John Conyers, Jr.
“I appreciate efforts to find common ground in terms of resolving Detroit’s financial crisis, but cannot support any approach which does not create a true and viable partnership between the State and its most important city,” said Rep. Conyers. “I remain concerned that the State is forcing the City into a one-sided consent agreement that violates our values and principals and does not adequately respond to Detroit’s financial problems or lack of adequate services. Based on the latest draft and reports, I would note the following initial concerns:
1. No Response from Governor to Congressional Inquiries – On March 22, Hansen Clarke, Gary Peters and I wrote the Governor asking for important oversight information concerning voting rights act issues, collective bargaining rights, the Open Meetings Act, the impact of certification of the voter referendum on the EM law; and the State’s ability to appropriately oversee emergency managers and consent agreements. I would have hoped that with the State pressing for an agreement, they would have responded to our letter, but as of yet we have received nothing.
2. Ignoring Voters’ Will – Thirty days after the more than 226,00 voters filed petitions on seeking a vote on the Emergency Manager Law in November, the Snyder Administration has not fully reviewed or certified the petitions. If certified, this will suspend the EM Law. The State should expeditiously review the petitions before forcing a one-sided consent decree on the City.
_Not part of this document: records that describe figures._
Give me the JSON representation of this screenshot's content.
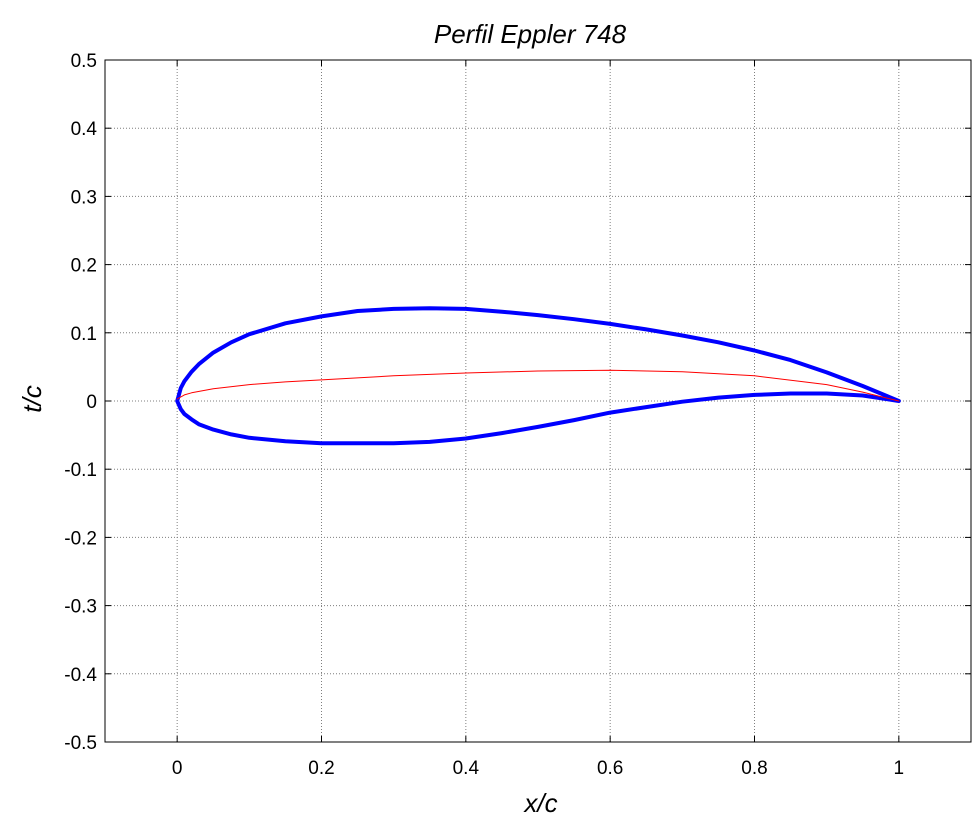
{
  "chart_data": {
    "type": "line",
    "title": "Perfil Eppler 748",
    "xlabel": "x/c",
    "ylabel": "t/c",
    "xlim": [
      -0.1,
      1.1
    ],
    "ylim": [
      -0.5,
      0.5
    ],
    "grid": true,
    "xticks": [
      0,
      0.2,
      0.4,
      0.6,
      0.8,
      1
    ],
    "xtick_labels": [
      "0",
      "0.2",
      "0.4",
      "0.6",
      "0.8",
      "1"
    ],
    "yticks": [
      -0.5,
      -0.4,
      -0.3,
      -0.2,
      -0.1,
      0,
      0.1,
      0.2,
      0.3,
      0.4,
      0.5
    ],
    "ytick_labels": [
      "-0.5",
      "-0.4",
      "-0.3",
      "-0.2",
      "-0.1",
      "0",
      "0.1",
      "0.2",
      "0.3",
      "0.4",
      "0.5"
    ],
    "series": [
      {
        "color": "#0000ff",
        "style": "thick",
        "x": [
          1.0,
          0.95,
          0.9,
          0.85,
          0.8,
          0.75,
          0.7,
          0.65,
          0.6,
          0.55,
          0.5,
          0.45,
          0.4,
          0.35,
          0.3,
          0.25,
          0.2,
          0.15,
          0.1,
          0.075,
          0.05,
          0.03,
          0.02,
          0.01,
          0.005,
          0.0,
          0.005,
          0.01,
          0.02,
          0.03,
          0.05,
          0.075,
          0.1,
          0.15,
          0.2,
          0.25,
          0.3,
          0.35,
          0.4,
          0.45,
          0.5,
          0.55,
          0.6,
          0.65,
          0.7,
          0.75,
          0.8,
          0.85,
          0.9,
          0.95,
          1.0
        ],
        "y": [
          0.0,
          0.022,
          0.042,
          0.06,
          0.074,
          0.086,
          0.096,
          0.105,
          0.113,
          0.12,
          0.126,
          0.131,
          0.135,
          0.136,
          0.135,
          0.132,
          0.124,
          0.114,
          0.098,
          0.086,
          0.071,
          0.054,
          0.043,
          0.029,
          0.019,
          0.0,
          -0.012,
          -0.019,
          -0.027,
          -0.034,
          -0.042,
          -0.049,
          -0.054,
          -0.059,
          -0.062,
          -0.062,
          -0.062,
          -0.06,
          -0.055,
          -0.047,
          -0.038,
          -0.028,
          -0.017,
          -0.009,
          -0.001,
          0.005,
          0.009,
          0.011,
          0.011,
          0.008,
          0.0
        ]
      },
      {
        "color": "#ff0000",
        "style": "thin",
        "x": [
          0.0,
          0.01,
          0.02,
          0.05,
          0.1,
          0.15,
          0.2,
          0.3,
          0.4,
          0.5,
          0.6,
          0.7,
          0.8,
          0.9,
          0.95,
          1.0
        ],
        "y": [
          0.003,
          0.009,
          0.012,
          0.018,
          0.024,
          0.028,
          0.031,
          0.037,
          0.041,
          0.044,
          0.045,
          0.043,
          0.037,
          0.024,
          0.013,
          0.0
        ]
      }
    ]
  }
}
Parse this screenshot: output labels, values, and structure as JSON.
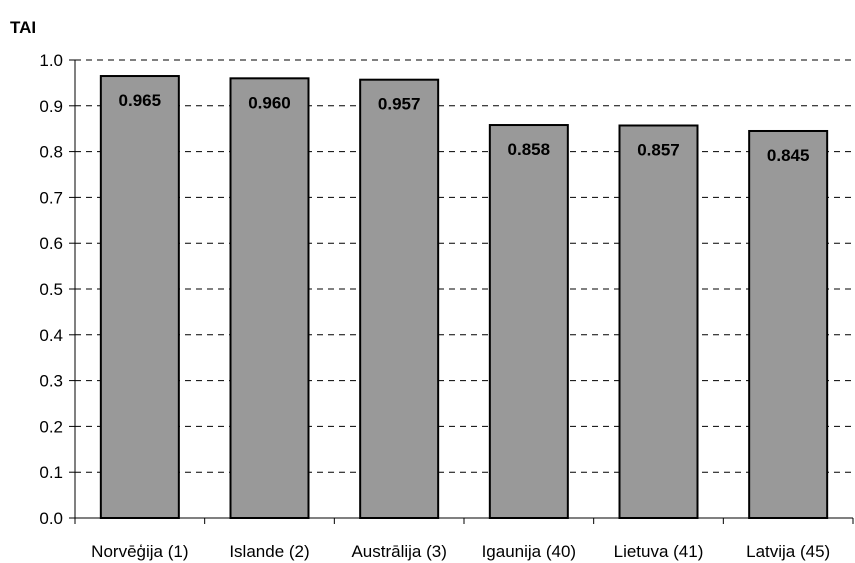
{
  "chart_data": {
    "type": "bar",
    "ylabel": "TAI",
    "categories": [
      "Norvēģija (1)",
      "Islande (2)",
      "Austrālija (3)",
      "Igaunija (40)",
      "Lietuva (41)",
      "Latvija (45)"
    ],
    "values": [
      0.965,
      0.96,
      0.957,
      0.858,
      0.857,
      0.845
    ],
    "data_labels": [
      "0.965",
      "0.960",
      "0.957",
      "0.858",
      "0.857",
      "0.845"
    ],
    "ylim": [
      0.0,
      1.0
    ],
    "yticks": [
      "0.0",
      "0.1",
      "0.2",
      "0.3",
      "0.4",
      "0.5",
      "0.6",
      "0.7",
      "0.8",
      "0.9",
      "1.0"
    ],
    "grid": "dashed horizontal",
    "legend": "none",
    "bar_color": "#999999"
  }
}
3. Lack of Specific State Assistance – Although the proposed consent agreement provides for various forms of “technical assistance” and promised facilitation of refinancing, days away from a possible cash shortfall, we have yet to see any firm or tangible financial commitments from the State. Even these incredibly modest suggestions are subject to further agreement by Lansing and the proposed consent agreement contains no enforcement mechanism for these provisions. This is in contrast to the situation in virtually every other major city facing financial crisis, including New York City, Cleveland, and Philadelphia. Given the more than $200 million in unmet revenue sharing promises, this is a glaring and harmful omission.
4. Attack on Collective Bargaining Rights – The proposed Consent Agreement continues the Snyder Administration’s unlawful and unfair attempt to end collective bargaining rights for municipal employees. Instead of allowing the City and its unions to negotiate in good faith, as they have done thus far, the proposed consent agreement continues to ask only one stakeholder – the unions – to reopen negotiations to make further sacrifice and to jettison their pension rights, their right to seek safe workplaces and to protect against outsourcing of public services, among other things.
5. Preventing Outside Parties from Protecting Their Legal Rights in Court – Although the latest permutation of the consent agreement no longer contains the specific punitive actions that prior version did, section 6.1 of the draft continues to unfairly treat the City as being in possible default for actions by union employees, potentially including lawsuits challenging the EM Law or any consent agreement.”